Furcht vor Islamismus in Wahrheit Angst vor der eigenen Schwäche?

Das Geschäft mit der Panik blüht, politisch wie medial. Europa ist sein bester Kunde. Die ständige Beschwörung der eigenen Überlegenheit reicht nicht.

Es ist jetzt sicher schon über zehn Jahre her, da ergab sich eine zutiefst verstörende Unterhaltung mit einer Ärztin, die man bis zu diesem Zeitpunkt für gebildet und informiert gehalten hatte: „Statt des Kreuzes auf unseren Kirchen wird der Halbmond sein.“ Ihrer Furcht vor der drohenden Machtübernahme der Moslems in Europa, Österreich, Wien war mit rationalen Argumenten und dem Verweis auf die Stärke der freien Gesellschaft und der demokratischen Strukturen nicht beizukommen.

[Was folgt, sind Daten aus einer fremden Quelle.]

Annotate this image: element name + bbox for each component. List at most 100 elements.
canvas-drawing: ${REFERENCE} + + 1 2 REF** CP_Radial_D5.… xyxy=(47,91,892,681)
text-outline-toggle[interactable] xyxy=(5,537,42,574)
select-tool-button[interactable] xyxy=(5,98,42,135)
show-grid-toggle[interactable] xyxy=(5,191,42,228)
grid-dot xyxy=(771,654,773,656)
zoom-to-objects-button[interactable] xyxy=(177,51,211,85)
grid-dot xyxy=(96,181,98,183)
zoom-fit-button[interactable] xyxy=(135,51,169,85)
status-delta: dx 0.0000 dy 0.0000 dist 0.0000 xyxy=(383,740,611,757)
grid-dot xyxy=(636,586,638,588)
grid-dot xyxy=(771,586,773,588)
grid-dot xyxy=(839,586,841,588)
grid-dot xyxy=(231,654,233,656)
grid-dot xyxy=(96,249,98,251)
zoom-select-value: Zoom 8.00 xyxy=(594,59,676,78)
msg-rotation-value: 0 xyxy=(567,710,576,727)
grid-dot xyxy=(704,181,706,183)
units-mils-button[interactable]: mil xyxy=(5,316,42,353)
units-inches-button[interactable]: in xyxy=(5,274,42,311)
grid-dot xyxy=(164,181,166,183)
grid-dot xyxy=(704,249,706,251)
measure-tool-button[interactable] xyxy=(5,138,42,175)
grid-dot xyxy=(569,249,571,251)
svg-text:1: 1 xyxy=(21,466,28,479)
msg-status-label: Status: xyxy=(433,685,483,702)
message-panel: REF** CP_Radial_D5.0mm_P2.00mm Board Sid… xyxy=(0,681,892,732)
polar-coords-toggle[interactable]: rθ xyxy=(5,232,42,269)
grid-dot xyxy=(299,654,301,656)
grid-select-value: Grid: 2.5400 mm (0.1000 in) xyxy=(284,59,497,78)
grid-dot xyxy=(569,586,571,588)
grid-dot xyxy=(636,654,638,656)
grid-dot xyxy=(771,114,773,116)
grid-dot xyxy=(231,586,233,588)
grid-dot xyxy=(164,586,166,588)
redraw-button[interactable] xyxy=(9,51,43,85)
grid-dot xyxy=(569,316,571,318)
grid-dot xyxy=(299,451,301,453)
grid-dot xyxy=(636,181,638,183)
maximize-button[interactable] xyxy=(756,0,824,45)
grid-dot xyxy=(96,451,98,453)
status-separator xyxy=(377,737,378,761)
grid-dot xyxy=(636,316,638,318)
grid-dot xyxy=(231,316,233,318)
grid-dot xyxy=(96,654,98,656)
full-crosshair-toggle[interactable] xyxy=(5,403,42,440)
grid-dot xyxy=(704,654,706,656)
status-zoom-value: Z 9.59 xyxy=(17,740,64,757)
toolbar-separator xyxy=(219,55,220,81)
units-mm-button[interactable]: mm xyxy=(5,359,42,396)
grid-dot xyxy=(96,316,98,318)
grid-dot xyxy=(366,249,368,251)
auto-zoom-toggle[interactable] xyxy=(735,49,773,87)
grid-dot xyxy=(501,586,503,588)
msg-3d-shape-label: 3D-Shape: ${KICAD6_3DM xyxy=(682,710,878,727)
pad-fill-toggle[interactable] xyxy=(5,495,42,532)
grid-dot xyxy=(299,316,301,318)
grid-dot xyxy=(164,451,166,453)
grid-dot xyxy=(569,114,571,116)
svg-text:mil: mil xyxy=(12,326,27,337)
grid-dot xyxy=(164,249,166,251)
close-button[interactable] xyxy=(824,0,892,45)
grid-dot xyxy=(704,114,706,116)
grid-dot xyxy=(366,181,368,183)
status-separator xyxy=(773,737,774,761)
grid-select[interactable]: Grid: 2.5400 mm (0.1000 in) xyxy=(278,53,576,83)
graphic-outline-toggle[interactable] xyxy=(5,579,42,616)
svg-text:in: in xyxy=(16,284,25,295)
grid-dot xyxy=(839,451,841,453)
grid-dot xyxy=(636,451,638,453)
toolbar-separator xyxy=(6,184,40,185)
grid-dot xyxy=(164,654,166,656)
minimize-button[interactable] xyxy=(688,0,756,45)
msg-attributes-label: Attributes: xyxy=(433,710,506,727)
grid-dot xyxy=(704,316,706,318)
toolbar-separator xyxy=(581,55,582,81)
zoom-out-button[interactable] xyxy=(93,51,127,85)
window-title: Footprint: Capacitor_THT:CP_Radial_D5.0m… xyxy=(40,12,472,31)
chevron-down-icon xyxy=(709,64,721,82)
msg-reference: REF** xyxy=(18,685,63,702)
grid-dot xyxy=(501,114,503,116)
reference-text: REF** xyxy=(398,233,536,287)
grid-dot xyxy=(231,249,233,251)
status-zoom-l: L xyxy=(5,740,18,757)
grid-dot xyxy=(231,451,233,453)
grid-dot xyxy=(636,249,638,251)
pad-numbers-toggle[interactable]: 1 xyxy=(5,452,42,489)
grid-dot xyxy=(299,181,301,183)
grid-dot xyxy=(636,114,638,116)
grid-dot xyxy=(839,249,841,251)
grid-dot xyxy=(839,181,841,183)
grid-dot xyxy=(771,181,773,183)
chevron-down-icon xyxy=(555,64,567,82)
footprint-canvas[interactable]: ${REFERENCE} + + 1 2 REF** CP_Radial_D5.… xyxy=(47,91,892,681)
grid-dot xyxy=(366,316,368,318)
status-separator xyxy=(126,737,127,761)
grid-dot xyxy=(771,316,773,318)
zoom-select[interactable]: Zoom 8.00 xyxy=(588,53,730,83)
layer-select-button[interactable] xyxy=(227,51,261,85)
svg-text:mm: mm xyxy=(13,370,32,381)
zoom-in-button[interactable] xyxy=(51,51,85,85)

Zwischen damals und heute liegt ein Jahrzehnt, in dem das, was man Islamismus-Geschäft nennen könnte, auch als Panik-Business zu sehen, erst so richtig expandierte. Parteipolitisch wie medial. Politisch erhielten vor allem islamfeindliche Gruppen, oft unter dem Deckmantel genereller Ausländerfeindlichkeit, Zulauf. Medial verführte der sogenannte Klick-Journalismus zu entsprechenden Ergüssen: Eine islamkritische oder -feindliche Titelzeile garantierte im Internet zuverlässig erhöhte Aufmerksamkeit, was zu Wiederholung und Steigerung der Schärfe animiert. Bücher mit einschlägigen Horrorszenarien für Europa verkauften sich in manchen Fällen phänomenal, in anderen nicht, aber Trittbrettfahrer des Schreckens gibt es viele. Und sie werden wahrscheinlich noch mehr werden.

Wir sollten gerade in diesen aufgeregten Tagen, in denen die ganze Welt nach Frankreich blickt, einmal innehalten und uns fragen, warum das Geschäft mit der Panik so florieren kann und ob wir nicht den Panikmachern auf den Leim gehen: Sie warnen vor dem Untergang der Demokratie und Freiheit und haben, sofern sie am äußersten rechten Rand agieren, damit selbst nicht viel im Sinn. Alle außerhalb ihres Spektrums werden als verblendete Linke diffamiert, womit sich die an westlichen Werten orientierte Gesellschaft leicht auseinanderdividieren lässt. Im Namen der Sicherheit verführen sie zur Aufgabe der Freiheit. Selbsterfüllende Prophezeiung, nichts anderes.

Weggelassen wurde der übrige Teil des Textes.